During a vomiting episode, some people are so incapacitated they can’t move or respond to others. CVS is closely related to migraines, and many people with the condition also have a history of migraine headaches. Episodes can be triggered by stress, lack of sleep, certain foods, or menstruation. Between episodes, you may feel completely normal, which is one of the key distinguishing features.
How to Narrow Down the Cause
Start by looking at the pattern. Ask yourself these questions:
- Could you be pregnant? A home pregnancy test is the fastest way to rule this in or out.
- How often do you drink alcohol? If it’s most nights, try stopping for two to three weeks and see if the vomiting resolves.
- Do you use cannabis regularly? Especially if hot showers help, consider a trial of complete abstinence.

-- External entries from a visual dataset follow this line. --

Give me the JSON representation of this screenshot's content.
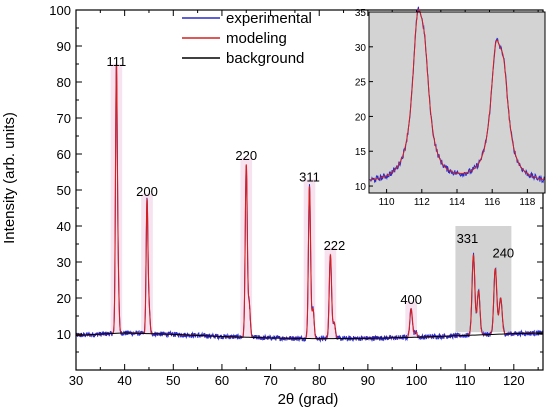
{
  "chart_data": [
    {
      "type": "line",
      "xlabel": "2θ (grad)",
      "ylabel": "Intensity (arb. units)",
      "xlim": [
        30,
        126
      ],
      "ylim": [
        0,
        100
      ],
      "xticks": [
        30,
        40,
        50,
        60,
        70,
        80,
        90,
        100,
        110,
        120
      ],
      "yticks": [
        10,
        20,
        30,
        40,
        50,
        60,
        70,
        80,
        90,
        100
      ],
      "grid": false,
      "legend_position": "top",
      "colors": {
        "experimental": "#2a2ac8",
        "modeling": "#d42020",
        "background": "#000000",
        "shade": "#d3d3d3",
        "peak_shade": "#f4d6ea"
      },
      "series": [
        {
          "name": "experimental"
        },
        {
          "name": "modeling"
        },
        {
          "name": "background"
        }
      ],
      "background_points": {
        "x": [
          30,
          40,
          50,
          60,
          70,
          80,
          90,
          100,
          110,
          120,
          126
        ],
        "y": [
          9.6,
          10.3,
          9.9,
          9.3,
          8.9,
          8.7,
          8.8,
          9.1,
          9.6,
          10.1,
          10.3
        ]
      },
      "peaks": [
        {
          "label": "111",
          "x": 38.3,
          "height": 83,
          "width": 0.35
        },
        {
          "label": "200",
          "x": 44.6,
          "height": 47,
          "width": 0.35
        },
        {
          "label": "220",
          "x": 65.0,
          "height": 57,
          "width": 0.4
        },
        {
          "label": "311",
          "x": 78.0,
          "height": 51,
          "width": 0.42
        },
        {
          "label": "222",
          "x": 82.3,
          "height": 32,
          "width": 0.45
        },
        {
          "label": "400",
          "x": 98.9,
          "height": 17,
          "width": 0.5
        },
        {
          "label": "331",
          "x": 111.7,
          "height": 33,
          "width": 0.55
        },
        {
          "label": "240",
          "x": 116.2,
          "height": 29,
          "width": 0.58
        }
      ],
      "highlight_region": [
        108,
        119.5
      ]
    },
    {
      "type": "line",
      "xlim": [
        109,
        119
      ],
      "ylim": [
        9,
        35
      ],
      "xticks": [
        110,
        112,
        114,
        116,
        118
      ],
      "yticks": [
        10,
        15,
        20,
        25,
        30,
        35
      ],
      "peaks": [
        {
          "x": 111.75,
          "height": 34
        },
        {
          "x": 112.15,
          "height": 27
        },
        {
          "x": 116.2,
          "height": 30
        },
        {
          "x": 116.65,
          "height": 25.5
        }
      ]
    }
  ]
}
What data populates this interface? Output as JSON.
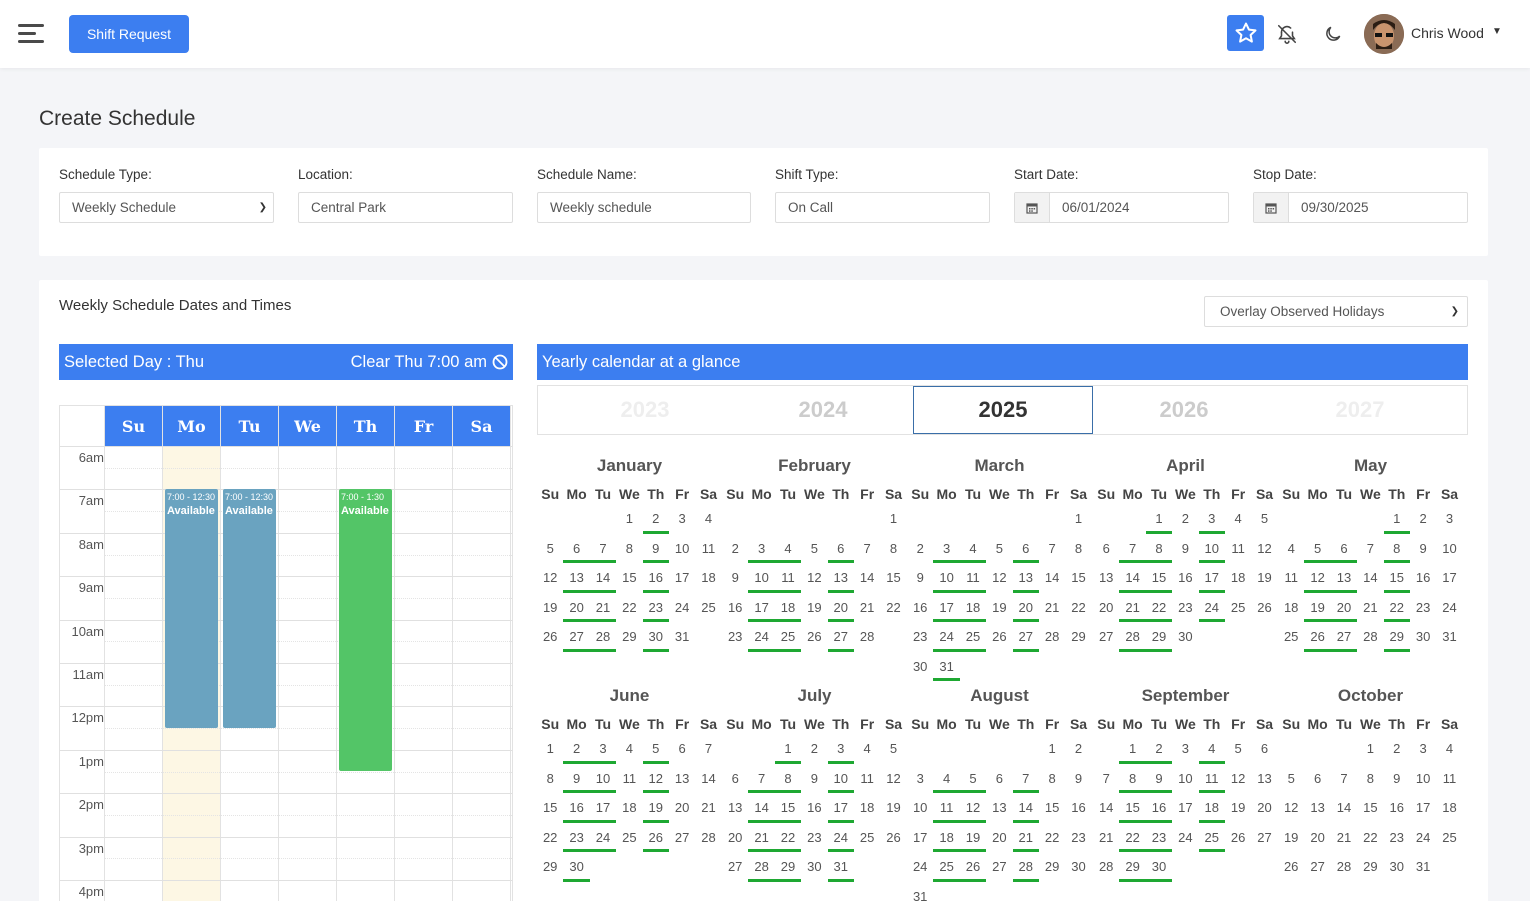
{
  "header": {
    "shift_request_label": "Shift Request",
    "user_name": "Chris Wood",
    "accent": "#3c7ef0"
  },
  "page_title": "Create Schedule",
  "form": {
    "schedule_type": {
      "label": "Schedule Type:",
      "value": "Weekly Schedule"
    },
    "location": {
      "label": "Location:",
      "value": "Central Park"
    },
    "schedule_name": {
      "label": "Schedule Name:",
      "value": "Weekly schedule"
    },
    "shift_type": {
      "label": "Shift Type:",
      "value": "On Call"
    },
    "start_date": {
      "label": "Start Date:",
      "value": "06/01/2024"
    },
    "stop_date": {
      "label": "Stop Date:",
      "value": "09/30/2025"
    }
  },
  "weekly": {
    "title": "Weekly Schedule Dates and Times",
    "overlay_select": "Overlay Observed Holidays",
    "selected_day": "Selected Day : Thu",
    "clear_label": "Clear Thu 7:00 am",
    "days": [
      "Su",
      "Mo",
      "Tu",
      "We",
      "Th",
      "Fr",
      "Sa"
    ],
    "hours": [
      "6am",
      "7am",
      "8am",
      "9am",
      "10am",
      "11am",
      "12pm",
      "1pm",
      "2pm",
      "3pm",
      "4pm"
    ],
    "events": [
      {
        "day": 1,
        "time": "7:00 - 12:30",
        "name": "Available",
        "start": 7,
        "end": 12.5,
        "color": "#6aa3c0"
      },
      {
        "day": 2,
        "time": "7:00 - 12:30",
        "name": "Available",
        "start": 7,
        "end": 12.5,
        "color": "#6aa3c0"
      },
      {
        "day": 4,
        "time": "7:00 - 1:30",
        "name": "Available",
        "start": 7,
        "end": 13.5,
        "color": "#53c567"
      }
    ]
  },
  "yearly": {
    "title": "Yearly calendar at a glance",
    "years": [
      "2023",
      "2024",
      "2025",
      "2026",
      "2027"
    ],
    "selected_year": "2025",
    "dow": [
      "Su",
      "Mo",
      "Tu",
      "We",
      "Th",
      "Fr",
      "Sa"
    ],
    "months": [
      {
        "name": "January",
        "start": 3,
        "days": 31
      },
      {
        "name": "February",
        "start": 6,
        "days": 28
      },
      {
        "name": "March",
        "start": 6,
        "days": 31
      },
      {
        "name": "April",
        "start": 2,
        "days": 30
      },
      {
        "name": "May",
        "start": 4,
        "days": 31
      },
      {
        "name": "June",
        "start": 0,
        "days": 30
      },
      {
        "name": "July",
        "start": 2,
        "days": 31
      },
      {
        "name": "August",
        "start": 5,
        "days": 31
      },
      {
        "name": "September",
        "start": 1,
        "days": 30
      },
      {
        "name": "October",
        "start": 3,
        "days": 31
      }
    ],
    "highlight_color": "#1ea832"
  }
}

- Did you recently start or change a medication? Check the timing against when the vomiting began.
- Are you under significant stress or dealing with anxiety? Notice whether symptoms are worse on high-pressure days.
- Are you vomiting undigested food from many hours earlier? This points toward gastroparesis.
- Do the episodes come in cycles with completely normal stretches between them? This pattern suggests cyclic vomiting syndrome.
Dehydration is the most immediate concern with daily vomiting regardless of cause. Signs include dark urine, dizziness when standing, dry mouth, and fatigue. Vomiting that produces blood or material that looks like coffee grounds, vomiting accompanied by a severe headache or vision changes, or the inability to keep any fluids down for several hours all warrant prompt medical attention. Morning vomiting that persists for more than a week or two without an obvious explanation like early pregnancy deserves evaluation, because the sooner you identify the cause, the easier most of these conditions are to manage.